2. Another widespread assumption is that poor people and poor countries are in their current predicament because of some factor beyond our control, such as “market forces” that are nearly as irresistible and immutable as gravitational forces. We seem to forget that markets and economies are wholly man-made entities—tools we developed to improve our lives and societies. Neither God nor Mother Nature, but people—mainly very wealthy people—make and change the rules that govern the global operation of the markets, according to their own beliefs. Therefore we (particularly those of us in the wealthy countries which benefit most from the global economy as currently structured) cannot avoid the lion’s share of responsibility for the negative effects of these market forces.
If we reject these two erroneous assumptions and accept that the broader scope of global inequity is as intolerable as the more specific disparity in access to drugs, we then find ourselves obligated to examine where the Access to Drugs movement is taking us—or, preferably, in which direction we should take it.

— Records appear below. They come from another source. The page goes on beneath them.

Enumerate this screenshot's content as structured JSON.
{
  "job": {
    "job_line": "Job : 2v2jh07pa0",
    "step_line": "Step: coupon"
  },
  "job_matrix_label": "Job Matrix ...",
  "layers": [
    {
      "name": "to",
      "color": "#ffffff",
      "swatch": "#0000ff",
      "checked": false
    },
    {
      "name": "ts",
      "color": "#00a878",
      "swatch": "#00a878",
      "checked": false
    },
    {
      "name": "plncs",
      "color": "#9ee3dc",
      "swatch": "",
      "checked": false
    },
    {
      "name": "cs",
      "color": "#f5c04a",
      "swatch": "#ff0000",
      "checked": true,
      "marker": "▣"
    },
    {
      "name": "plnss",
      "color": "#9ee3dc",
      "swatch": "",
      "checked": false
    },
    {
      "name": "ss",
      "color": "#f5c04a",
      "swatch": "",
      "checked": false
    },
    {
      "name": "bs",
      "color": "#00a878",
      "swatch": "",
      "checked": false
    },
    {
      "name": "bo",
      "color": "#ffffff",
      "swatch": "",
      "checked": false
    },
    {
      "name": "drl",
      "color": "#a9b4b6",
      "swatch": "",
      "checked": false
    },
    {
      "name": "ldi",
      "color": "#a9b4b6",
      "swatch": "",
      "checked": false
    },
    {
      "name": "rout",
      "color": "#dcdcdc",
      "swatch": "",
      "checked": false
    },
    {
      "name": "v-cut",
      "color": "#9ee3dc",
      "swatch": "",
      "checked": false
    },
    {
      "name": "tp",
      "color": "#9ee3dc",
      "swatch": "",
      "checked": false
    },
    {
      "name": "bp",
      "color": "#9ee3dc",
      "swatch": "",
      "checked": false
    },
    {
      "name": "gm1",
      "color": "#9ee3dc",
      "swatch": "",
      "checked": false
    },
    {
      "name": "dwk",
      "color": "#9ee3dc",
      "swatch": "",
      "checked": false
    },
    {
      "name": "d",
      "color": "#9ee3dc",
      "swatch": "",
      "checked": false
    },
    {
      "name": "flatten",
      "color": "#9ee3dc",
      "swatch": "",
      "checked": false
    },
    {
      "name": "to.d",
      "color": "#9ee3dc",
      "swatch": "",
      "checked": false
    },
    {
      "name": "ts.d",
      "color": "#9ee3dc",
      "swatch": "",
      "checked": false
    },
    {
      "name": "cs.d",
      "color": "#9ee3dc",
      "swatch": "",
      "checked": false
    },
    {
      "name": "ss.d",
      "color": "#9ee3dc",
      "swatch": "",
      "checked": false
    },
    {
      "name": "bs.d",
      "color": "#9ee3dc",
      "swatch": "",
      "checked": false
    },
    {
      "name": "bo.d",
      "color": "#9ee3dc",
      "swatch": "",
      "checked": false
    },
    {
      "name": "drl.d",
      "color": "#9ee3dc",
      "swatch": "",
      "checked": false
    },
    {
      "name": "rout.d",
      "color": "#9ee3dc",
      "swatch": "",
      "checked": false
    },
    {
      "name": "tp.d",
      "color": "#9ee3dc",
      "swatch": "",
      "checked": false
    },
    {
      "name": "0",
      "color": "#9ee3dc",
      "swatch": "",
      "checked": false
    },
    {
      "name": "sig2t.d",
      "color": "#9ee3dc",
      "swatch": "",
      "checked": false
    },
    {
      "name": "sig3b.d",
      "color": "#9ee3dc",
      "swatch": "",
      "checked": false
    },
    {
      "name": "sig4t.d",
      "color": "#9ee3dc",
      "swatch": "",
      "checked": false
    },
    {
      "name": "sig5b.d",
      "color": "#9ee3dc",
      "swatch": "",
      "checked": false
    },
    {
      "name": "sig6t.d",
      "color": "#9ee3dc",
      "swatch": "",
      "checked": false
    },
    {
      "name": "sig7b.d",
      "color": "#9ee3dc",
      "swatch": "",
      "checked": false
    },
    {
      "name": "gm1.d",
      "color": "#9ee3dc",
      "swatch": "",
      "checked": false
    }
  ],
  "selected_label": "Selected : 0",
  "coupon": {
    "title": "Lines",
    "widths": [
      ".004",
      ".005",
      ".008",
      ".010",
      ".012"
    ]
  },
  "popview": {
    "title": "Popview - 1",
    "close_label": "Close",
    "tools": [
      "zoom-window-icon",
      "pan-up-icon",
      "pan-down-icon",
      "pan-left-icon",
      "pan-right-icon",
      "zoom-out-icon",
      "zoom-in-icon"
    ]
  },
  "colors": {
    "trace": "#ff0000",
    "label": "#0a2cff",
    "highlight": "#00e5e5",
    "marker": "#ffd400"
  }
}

We must support access to life-saving medications for those in need. In responding to this need, however, we must not forget that the disparity in access to drugs is only one part of a much larger, longstanding disparity in health and wealth—an injustice which is at once intolerable, irrational, and, most importantly, correctable. Our challenge is to build on the gains achieved by the Access to Drugs movement and leverage them into fundamental global changes—debt cancellation, fair trade rules and international laws, for example—that address the underlying problem of disparity, including unequal access to treatment. We should start with the economic and trade policies of our own Canadian government.
(Stan Houston is Director of the Northern Alberta HIV Program. He previously worked for four years in several highly HIV-endemic countries in Africa.)